Après le débarquement des troupes françaises à Casablanca, en 1907, ils furent les premiers à se soumettre. Sur le territoire des Zenata, se trouvent deux kasbah historiques : celle de Mansouria décrite par Léon l'Africain et Marmol au 14ème siècle et celle de Fédala. L'avènement des Mérinides fera de la Tamesna un lieu de pâturage. Ils confièrent, en effet, de nombreux troupeaux à des tribus arabes ramenées de Tunisie et des Aurès (en Algérie) pour peupler ce pays et servir dans les guerres en Espagne.Les Arabes introduits au Tamesna appartenaient aux groupes des Jochem et des Attbaj. Ce sont les Asem, les Moukaddem, Kholt, Sofiane et les Beni Jaber. Dans la bataille de Rio Salado du 30 Août 1340 (région de Tarifa en Espagne), qui s'est soldée par la victoire des rois chrétiens, le Sultan Mérinide Abou Hassan Ali vit tomber autour de lui ses meilleurs guerriers et un de ses fils être fait prisonnier. Au cours de cette bataille, périrent aussi tous les gens nobles et distingués d'Anfa.

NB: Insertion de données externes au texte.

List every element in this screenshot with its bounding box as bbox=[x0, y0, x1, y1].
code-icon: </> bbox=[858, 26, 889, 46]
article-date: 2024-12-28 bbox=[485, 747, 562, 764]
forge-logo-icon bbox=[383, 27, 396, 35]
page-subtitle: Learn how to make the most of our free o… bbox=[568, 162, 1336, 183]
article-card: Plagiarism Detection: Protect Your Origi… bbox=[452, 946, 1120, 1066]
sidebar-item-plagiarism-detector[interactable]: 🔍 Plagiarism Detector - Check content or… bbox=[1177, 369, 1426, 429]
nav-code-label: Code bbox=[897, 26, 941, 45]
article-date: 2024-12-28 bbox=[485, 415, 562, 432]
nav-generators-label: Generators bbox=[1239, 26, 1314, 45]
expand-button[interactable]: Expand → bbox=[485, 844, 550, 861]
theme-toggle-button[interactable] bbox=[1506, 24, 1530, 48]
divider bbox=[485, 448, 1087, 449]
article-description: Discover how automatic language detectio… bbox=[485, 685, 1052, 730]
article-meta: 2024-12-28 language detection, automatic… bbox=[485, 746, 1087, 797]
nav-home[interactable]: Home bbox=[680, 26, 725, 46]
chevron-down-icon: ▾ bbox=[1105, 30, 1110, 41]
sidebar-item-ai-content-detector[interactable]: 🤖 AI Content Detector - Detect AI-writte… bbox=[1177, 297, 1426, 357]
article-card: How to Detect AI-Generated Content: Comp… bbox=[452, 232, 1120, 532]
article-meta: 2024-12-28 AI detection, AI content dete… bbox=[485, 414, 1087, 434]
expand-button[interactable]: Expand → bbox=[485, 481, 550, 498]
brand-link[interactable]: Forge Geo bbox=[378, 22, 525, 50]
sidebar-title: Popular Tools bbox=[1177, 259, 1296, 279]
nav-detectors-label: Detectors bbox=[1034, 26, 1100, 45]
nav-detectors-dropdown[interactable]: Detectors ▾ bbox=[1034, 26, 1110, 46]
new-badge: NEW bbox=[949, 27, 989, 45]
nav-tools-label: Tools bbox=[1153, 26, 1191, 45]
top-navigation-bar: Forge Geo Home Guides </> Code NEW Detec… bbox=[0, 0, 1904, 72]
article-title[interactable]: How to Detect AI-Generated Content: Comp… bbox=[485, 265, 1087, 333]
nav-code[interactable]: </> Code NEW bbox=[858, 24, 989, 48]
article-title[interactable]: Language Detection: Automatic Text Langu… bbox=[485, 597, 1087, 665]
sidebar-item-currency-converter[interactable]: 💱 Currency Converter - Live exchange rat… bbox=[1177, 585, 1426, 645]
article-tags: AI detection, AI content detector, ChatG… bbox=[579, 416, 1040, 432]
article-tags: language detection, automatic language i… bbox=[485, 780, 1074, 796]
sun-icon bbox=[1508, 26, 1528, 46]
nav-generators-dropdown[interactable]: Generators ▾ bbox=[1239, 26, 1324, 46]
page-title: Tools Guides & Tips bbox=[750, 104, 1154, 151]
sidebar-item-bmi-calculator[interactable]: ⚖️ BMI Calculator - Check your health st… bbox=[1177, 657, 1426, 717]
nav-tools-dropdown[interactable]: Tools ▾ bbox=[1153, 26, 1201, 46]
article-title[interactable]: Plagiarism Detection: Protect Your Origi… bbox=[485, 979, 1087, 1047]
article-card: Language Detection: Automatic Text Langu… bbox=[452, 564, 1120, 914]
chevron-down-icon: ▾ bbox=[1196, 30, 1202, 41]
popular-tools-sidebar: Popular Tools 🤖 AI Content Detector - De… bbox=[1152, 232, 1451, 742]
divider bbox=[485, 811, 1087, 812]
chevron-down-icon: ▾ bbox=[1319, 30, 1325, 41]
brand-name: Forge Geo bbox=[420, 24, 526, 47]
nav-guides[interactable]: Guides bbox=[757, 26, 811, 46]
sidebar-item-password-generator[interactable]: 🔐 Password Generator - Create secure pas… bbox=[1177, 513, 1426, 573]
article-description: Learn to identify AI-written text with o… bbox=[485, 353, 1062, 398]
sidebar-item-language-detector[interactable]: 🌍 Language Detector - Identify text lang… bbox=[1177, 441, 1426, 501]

A partir de cette date, s'est formée une flotte de corsaires basés à Anfa, soutenus par les Mérinides qui firent probablement appel au concours de navigateurs aguerris pour former les gens d'Anfa et de la Chaouïa. Parmi eux se trouvait le tunisien, Sidi Allal el Kerouani, navigateur émérite, qui subjugua les gens de la mer par ses vastes connaissances. Les fils d'Ibn El Khatib, périrent lors de la catastrophe de Rio Salado, aux cotés des Chaouïa. Ibn El Khatib entretenait de bons rapports avec les gens d'Anfa. Rodrigo de Zayas le décrit ainsi : Le vizir Lisan al-Din Ibn-al-Khatib fut l'un des plus grands auteurs littéraires de la civilisation hispano-musulmane, et sans doute le dernier de cette envergure, naquit à Loja, près de Grenade, le 14 novembre 1313 et mourut à Fès en 1374. Il fut connu sous le sobriquet de Dhu al-Wizaratayn» (détenteur des deux vizirats, c'est à dire la plume et l'épée). Lors de la reconstruction de la ville d'Anfa par le Sultan Sidi Mohammed Ben Abdellah au milieu du 18ème siècle, les Chaouia formaient les groupes suivants : le groupe des Chehaouna qui se compose des Médiouna, Ouled Ziyyan, Ziyayda et Benniyoura ; le groupe des Ouled Bou Rezg (Bourezguiyyine) qui se compose des Oulad Said, Lemzamza, Ouled El Bouzir, Ouled Sidi Ben Daoud ; le groupe des Ouled Bou Aateyya, dont faisait partie les Ouled Hariz, les M'dakra et Ouled Ali ; le groupe des M'Zab, avec les Ouled M'rah, Laàchach et Mlal ; les Zenata. La technique de combat adoptée par les tribus de la Chaouia est une technique de cavaliers par excellence. Elle est très connue dans l'Espagne du XIVème siècle. Les soldats marocains du corps d'armée de Grenade adoptaient la « Torna Fuye », qui serait la traduction littérale du mot arabe « al kar wa lfar », pour amorcer les engagements militaires. Cette technique dite aussi « Zenatia » consiste à envoyer un léger corps de cavaliers qui s'approchent des rangs ennemis à toute vitesse, tout en tournant avec dextérité sur leurs montures, tirant sur des cibles de commandement pour susciter la réaction de l'adversaire. Leur unique moyen d'action est le feu et leur principale qualité est la mobilité.